The first elected Toowoomba Council in 1861 petitioned the new colony of Queensland for a land grant to build a town hall, originally on the corner of James and Neil Sts. The city expanded greatly that decade with the arrival of the railway from Brisbane and the founding of the Chronicle newspaper. In 1898 the School of Arts on Ruthven St burned down and Council hired English architect Willoughby Powell to design a new city hall on the site in 1900. The new building also incorporated a school of arts, a technical college and a theatre. It opened late that year with the clock added in 1901, which remains a focal point of Ruthven St. The building was heritage listed in the 1990s as its “generous size and grand character provide evidence of the prosperity and importance of Toowoomba as a major regional centre at the turn of the century.”

The White Horse Hotel on Ruthven St is also heritage-listed. The July 7, 1866 Chronicle reported that the hotel “lately opened by worthy Boniface Daniel Donovan” was “capacious” with 19 rooms and built of brick on stone foundations. The hotel changed hands a number of times and in 1912 new owners decided on an ornately detailed rebuild including a new facade and remodelled wings. The pub closed in 1986 and the ground floor is now shops.
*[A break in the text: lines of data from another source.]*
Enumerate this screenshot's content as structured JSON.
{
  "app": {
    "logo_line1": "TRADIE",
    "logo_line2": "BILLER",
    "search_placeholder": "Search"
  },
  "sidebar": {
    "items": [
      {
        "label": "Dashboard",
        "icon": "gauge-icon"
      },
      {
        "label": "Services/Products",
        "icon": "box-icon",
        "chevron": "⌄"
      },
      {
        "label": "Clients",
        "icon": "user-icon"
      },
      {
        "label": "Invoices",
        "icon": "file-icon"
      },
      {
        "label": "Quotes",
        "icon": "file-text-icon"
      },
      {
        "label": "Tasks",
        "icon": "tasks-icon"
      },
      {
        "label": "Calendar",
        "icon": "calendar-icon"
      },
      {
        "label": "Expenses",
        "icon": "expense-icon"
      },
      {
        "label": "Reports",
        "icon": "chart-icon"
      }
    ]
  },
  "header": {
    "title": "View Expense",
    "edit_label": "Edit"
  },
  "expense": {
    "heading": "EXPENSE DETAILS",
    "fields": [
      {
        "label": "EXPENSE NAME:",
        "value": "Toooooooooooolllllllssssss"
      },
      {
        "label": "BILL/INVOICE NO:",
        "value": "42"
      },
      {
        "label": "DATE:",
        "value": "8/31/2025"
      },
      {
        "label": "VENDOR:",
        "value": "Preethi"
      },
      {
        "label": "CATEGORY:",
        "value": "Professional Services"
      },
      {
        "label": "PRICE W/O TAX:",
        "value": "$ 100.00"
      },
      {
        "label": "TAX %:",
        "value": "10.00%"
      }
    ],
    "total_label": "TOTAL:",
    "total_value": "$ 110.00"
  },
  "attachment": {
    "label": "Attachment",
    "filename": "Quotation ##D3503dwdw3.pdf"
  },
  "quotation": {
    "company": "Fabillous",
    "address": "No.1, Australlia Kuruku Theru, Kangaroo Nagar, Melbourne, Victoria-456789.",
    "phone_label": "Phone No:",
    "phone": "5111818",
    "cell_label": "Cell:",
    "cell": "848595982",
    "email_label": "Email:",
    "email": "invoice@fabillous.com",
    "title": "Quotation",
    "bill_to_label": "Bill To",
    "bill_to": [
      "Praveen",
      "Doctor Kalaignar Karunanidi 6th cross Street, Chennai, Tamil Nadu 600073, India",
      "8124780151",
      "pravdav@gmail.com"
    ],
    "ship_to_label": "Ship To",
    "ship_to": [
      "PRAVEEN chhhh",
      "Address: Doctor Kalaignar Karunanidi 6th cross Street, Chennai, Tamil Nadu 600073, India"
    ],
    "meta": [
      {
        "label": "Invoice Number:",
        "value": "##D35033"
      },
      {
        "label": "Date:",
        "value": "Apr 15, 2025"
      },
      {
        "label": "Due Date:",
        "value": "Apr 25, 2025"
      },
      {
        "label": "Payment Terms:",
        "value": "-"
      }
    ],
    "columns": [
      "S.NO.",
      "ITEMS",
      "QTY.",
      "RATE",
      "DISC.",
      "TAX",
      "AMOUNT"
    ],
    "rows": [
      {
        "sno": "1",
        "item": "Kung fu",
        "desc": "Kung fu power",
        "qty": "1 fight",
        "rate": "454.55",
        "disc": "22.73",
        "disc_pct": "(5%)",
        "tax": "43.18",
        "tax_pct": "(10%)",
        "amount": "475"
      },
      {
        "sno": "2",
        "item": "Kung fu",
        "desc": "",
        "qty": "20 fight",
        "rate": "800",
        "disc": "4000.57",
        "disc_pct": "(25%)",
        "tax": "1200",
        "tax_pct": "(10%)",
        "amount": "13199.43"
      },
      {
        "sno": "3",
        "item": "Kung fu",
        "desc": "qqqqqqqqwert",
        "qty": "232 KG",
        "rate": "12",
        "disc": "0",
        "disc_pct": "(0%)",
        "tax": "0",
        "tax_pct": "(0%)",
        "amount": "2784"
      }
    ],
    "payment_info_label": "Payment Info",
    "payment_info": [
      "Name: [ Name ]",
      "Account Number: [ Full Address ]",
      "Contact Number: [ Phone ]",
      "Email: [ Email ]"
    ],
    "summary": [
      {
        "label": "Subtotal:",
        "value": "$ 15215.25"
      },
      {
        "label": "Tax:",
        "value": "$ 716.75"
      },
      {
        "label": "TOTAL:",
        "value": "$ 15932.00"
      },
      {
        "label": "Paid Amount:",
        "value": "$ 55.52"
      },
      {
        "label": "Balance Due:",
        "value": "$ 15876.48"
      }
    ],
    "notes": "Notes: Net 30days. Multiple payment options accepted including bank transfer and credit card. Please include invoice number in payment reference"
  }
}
Its heritage listing promotes its importance as an early 20th century hotel, “in particular the flamboyant facade and interior elements such as the main stair, pressed metal ceilings, doorways, and fanlight.”

I was up early on Saturday morning for my run. I wandered across to Queen’s Park, just 10 minutes away, accompanied only by occasional pedestrians and four-legged friends.

There were a lot more people at the Margaret St end where the parkrun begins. Toowoomba is one of the biggest parkruns in the world and there were over 800 participants the prior week. For reasons unknown, there were a “mere” 550 runners this week but it still made for a crowded start line.

The course is two laps around the park, including the scenic Botanic Gardens. My efforts in my 217th parkrun and 93rd course were captured in this grimacing photo as I cross the finish line in a time of 24:30. Having freshened up and then enjoyed breakfast, I went to the station to get the bus down the range to Brisbane. But I’ll be back. T-Bar has plenty to offer – not least two other parkrun courses to conquer.